Christine Inserra (‘13, MA)
While attending undergraduate school at Ithaca College, Christine realized that she wanted to live in NYC and teach in an urban setting. This led her to NYU to obtain her master's degree. She shifted focus from instrumental band to voice/choir/general music, and has spent the majority of her teaching career in that field. She’s been the music teacher at PS 340 in Chelsea, Manhattan, since the school's opening in 2014. While there, she has developed a curriculum using the Music and the Brain keyboard literacy program, Carnegie Hall's Link Up recorder program, and the Little Kids Rock modern band. She has also been a cooperating teacher with NYU since 2016.

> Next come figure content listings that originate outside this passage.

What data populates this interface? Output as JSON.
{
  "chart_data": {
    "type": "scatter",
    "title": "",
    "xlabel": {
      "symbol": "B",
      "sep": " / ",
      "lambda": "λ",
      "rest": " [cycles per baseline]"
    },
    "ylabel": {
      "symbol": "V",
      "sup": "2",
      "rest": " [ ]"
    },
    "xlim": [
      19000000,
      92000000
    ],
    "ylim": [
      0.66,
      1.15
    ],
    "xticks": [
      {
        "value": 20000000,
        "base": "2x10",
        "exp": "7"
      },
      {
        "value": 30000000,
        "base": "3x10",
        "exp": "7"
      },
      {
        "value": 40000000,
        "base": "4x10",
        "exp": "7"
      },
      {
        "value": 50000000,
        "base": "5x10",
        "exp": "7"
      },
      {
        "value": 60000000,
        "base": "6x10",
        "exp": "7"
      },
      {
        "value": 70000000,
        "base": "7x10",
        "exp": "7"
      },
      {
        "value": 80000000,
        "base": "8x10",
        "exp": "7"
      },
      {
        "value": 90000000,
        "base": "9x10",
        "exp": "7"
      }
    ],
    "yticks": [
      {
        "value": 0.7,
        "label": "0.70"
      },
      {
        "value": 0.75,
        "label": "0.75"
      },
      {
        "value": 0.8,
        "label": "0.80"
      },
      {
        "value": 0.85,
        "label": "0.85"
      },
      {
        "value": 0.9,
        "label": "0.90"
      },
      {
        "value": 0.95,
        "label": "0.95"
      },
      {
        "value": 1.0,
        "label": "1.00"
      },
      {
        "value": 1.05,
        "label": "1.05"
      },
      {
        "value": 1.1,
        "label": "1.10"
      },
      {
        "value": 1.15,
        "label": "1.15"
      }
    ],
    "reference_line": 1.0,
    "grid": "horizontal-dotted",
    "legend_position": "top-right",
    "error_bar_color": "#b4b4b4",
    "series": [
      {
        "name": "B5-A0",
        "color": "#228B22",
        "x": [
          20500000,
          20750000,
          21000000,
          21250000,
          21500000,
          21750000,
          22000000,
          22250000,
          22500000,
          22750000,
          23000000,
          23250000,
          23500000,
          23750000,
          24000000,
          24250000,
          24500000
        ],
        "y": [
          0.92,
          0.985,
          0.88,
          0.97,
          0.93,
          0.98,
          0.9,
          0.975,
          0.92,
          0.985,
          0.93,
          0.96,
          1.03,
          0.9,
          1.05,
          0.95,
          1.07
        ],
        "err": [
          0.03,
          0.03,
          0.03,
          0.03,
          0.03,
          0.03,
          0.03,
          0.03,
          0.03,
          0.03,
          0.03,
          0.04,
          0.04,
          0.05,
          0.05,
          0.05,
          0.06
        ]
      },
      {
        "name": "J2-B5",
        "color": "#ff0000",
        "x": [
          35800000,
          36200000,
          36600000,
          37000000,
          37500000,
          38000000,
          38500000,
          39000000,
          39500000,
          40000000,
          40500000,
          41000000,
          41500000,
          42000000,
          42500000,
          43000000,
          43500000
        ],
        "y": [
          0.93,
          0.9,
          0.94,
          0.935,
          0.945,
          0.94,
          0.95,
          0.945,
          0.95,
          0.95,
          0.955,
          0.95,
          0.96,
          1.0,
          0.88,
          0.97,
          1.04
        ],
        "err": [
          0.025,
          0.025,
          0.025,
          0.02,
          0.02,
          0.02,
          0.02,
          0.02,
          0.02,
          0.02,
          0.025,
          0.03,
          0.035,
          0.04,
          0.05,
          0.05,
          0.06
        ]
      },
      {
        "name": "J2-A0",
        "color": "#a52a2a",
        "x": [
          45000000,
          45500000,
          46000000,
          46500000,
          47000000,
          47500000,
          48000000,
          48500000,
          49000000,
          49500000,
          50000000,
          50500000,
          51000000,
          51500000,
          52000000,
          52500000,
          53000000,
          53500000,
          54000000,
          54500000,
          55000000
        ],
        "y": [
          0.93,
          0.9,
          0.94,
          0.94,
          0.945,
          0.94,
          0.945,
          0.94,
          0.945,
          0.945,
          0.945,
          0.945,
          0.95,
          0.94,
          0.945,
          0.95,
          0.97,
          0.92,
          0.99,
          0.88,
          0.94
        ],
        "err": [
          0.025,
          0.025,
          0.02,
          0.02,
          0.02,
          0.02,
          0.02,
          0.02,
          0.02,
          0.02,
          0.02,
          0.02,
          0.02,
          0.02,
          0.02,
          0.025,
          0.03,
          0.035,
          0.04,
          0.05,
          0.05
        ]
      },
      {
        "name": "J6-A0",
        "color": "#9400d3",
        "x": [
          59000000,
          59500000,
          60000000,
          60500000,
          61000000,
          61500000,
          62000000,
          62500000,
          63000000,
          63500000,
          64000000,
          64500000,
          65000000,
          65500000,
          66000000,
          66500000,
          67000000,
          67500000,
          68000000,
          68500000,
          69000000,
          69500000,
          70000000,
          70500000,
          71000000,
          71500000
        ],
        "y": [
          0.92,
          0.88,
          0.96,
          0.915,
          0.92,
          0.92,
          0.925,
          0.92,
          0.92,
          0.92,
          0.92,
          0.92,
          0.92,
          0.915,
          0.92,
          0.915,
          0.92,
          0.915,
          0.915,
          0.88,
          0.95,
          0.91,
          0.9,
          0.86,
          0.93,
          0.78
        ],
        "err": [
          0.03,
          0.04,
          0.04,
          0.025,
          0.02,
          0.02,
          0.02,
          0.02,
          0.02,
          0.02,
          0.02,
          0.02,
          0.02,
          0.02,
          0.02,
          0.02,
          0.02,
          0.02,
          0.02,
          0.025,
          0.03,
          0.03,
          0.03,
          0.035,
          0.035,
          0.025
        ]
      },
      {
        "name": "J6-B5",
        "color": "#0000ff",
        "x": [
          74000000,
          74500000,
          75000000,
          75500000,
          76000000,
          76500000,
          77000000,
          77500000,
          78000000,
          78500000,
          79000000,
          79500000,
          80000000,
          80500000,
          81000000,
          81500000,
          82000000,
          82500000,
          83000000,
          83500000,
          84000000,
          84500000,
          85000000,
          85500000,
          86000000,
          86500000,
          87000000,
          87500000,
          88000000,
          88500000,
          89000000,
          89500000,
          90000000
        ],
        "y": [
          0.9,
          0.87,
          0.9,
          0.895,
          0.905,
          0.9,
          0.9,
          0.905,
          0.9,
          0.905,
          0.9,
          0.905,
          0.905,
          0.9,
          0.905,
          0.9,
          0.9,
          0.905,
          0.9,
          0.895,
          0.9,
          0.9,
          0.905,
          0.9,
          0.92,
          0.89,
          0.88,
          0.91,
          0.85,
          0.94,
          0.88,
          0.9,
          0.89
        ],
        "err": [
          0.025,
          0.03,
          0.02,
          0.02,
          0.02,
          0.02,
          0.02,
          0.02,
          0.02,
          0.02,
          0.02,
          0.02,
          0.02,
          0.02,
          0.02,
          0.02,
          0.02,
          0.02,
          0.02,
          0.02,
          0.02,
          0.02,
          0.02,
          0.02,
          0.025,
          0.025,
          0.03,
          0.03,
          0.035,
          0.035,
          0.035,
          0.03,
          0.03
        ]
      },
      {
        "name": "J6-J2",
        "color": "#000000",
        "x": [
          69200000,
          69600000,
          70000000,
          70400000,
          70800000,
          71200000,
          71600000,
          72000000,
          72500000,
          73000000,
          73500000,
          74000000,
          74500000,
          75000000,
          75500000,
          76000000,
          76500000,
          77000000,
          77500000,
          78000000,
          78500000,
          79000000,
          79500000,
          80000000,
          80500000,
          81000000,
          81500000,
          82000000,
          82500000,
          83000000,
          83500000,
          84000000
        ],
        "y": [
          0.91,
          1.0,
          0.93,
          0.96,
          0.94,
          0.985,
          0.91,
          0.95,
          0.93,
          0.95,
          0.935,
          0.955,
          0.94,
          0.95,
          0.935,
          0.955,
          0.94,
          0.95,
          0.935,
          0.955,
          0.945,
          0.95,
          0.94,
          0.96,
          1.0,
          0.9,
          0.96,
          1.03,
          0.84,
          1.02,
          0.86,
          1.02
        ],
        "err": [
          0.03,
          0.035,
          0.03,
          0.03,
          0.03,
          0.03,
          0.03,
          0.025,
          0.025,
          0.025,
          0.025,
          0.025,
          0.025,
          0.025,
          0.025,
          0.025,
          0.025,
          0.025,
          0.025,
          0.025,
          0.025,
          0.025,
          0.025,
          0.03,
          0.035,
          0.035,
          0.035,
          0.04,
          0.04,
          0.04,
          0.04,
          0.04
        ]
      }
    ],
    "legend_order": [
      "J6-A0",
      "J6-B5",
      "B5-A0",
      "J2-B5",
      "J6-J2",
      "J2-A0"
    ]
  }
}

Katherine Gordon (‘20, BM)
After graduating from NYU Steinhardt, Katherine Gordon began her career as a music teacher at the Immaculate Conception School (ICS) in the Bronx. She teaches grades PK-8th grade through the hybrid learning method, meaning that she teaches students both in-person and remotely during the COVID-19 pandemic. Katherine is building the music program at ICS by creating ensembles, teaching an original, multicultural, and culturally responsive curriculum, writing instrument grants, and partnering with the Musical Mentors Collaborative (an organization she worked with at NYU) to bring private music lessons to her students. Additionally, Katherine was recently accepted to the Hunter College graduate program for music composition, and will begin her first semester in the spring. She hopes to blend her studies of music composition with her experience in music education in order to create a composition-based music curriculum for her students. Katherine's goal is to make every student in her classroom feel like they can be composers too, and for her students to feel the excitement and joy that writing and participating in music can create.
Ana Silarski (‘15, MA)
Ana Silarski has been a teacher at International School in Bellevue, WA, for the past 5 years, growing the program from three ensembles to six ensembles with students from grades 6-12.
Daniel Leopold (‘95, MA)
While getting his MA in Music Education, Daniel volunteered at the Nordoff/Robbins Music Therapy Clinic. After graduating, he was accepted to Hahnemann University in Philadelphia where he received his MA in Creative Arts Therapies in 1997. A few years later, he came back to NY and got his first job with the Department of Education (DOE) working in District 75 with special education populations. Daniel has been working for the DOE for 20 years now and has worked with both mainstream and special education populations. Daniel realized that even in mainstream populations there was a need for music therapy skills in the classroom because not all students who need special education services get evaluated and receive them. He specializes in working with students with emotional disturbances and students who are on the Autistic Spectrum. He has been working for the past nine years in District 75 at P186x in Morrisania.
Patricia Cardona (‘16, Advanced Certificate)
Patricia Cardona is a member of the Latin American Chamber Players, a coordinator for the Puerto Rico Flute Symposium, and a flute instructor at Brooklyn Music School.